In an initial move, U.S. District Judge Norman K. Moon on Dec. 21 ordered Richard D. Holcomb, commissioner of the Virginia Department of Motor Vehicles, to remove license suspensions against three of the plaintiffs challenging the state law. The judge also barred Mr. Holcomb from suspending the licenses of two other plaintiffs who missed installments on payment plans.

The judge also barred Mr. Holcomb from collecting DMV’s usual $145 reinstatement fee from the five plaintiffs, a fee that raises another barrier to people trying to pay off court debt and regain their licenses.

Judge Moon issued the temporary injunction after finding that the plaintiffs are likely to succeed in establishing that the state’s current policy is an unconstitutional violation of procedural due process.

He made that finding after determining that individuals do not receive any notice from the state and do not have a right to a hearing before their licenses are suspended.

In a 32-page opinion, Judge Moon, sitting in Charlottesville, rejected state arguments and found that the plaintiffs are suffering “irreparable harm” as a result of the law that took their licenses and thus prevented them from legally driving to the doctor or getting to work.

He found that the “Commonwealth’s interest in ensuring the collection of court fines and costs (is) not furthered by a license suspension scheme that neither considers an individual’s ability to pay nor provides him (or her) with an opportunity to be heard on the matter.”
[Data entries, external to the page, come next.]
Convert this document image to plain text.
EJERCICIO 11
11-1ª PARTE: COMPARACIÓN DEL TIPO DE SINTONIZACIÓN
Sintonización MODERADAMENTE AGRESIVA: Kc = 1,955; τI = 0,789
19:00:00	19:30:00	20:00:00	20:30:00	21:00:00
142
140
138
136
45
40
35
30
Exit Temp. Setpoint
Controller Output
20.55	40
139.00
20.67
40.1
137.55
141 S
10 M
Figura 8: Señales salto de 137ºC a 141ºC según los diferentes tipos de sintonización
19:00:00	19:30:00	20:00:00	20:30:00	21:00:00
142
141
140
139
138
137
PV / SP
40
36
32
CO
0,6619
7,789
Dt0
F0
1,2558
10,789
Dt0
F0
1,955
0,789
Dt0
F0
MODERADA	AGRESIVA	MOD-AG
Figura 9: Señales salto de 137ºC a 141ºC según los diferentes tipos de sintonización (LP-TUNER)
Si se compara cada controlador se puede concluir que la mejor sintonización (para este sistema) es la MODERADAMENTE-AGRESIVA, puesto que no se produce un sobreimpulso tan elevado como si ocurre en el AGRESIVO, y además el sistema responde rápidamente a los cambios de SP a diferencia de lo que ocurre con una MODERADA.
At this point, Judge Moon has only reinstated the driver’s licenses of Damian Stinnie, Melissa Adams and Adrainne Johnson and blocked the suspension of the licenses of Williest Bandy and Brianna Morgan, the named plaintiffs.

However, the judge could extend the injunction to all of those with suspended licenses if he certifies the case as a class action. That is still down the legal road.

Still, VLAJC is happy with the judge’s decision in the case that began in 2016 and was kept alive only through a decision of the 4th U.S. Circuit Court of Appeals that allowed the legal group to amend and resubmit the case to the district court earlier this year.

The NAACP and the U.S. Justice Department joined VLAJC in that crucial appeal.

“Today’s ruling is a victory for the Constitution and for common sense,” Angela Ciolfi, executive director of the VLAJC, stated in announcing the decision. “It is time to end the devastating cycle of debt, unemployment and incarceration that this policy causes.”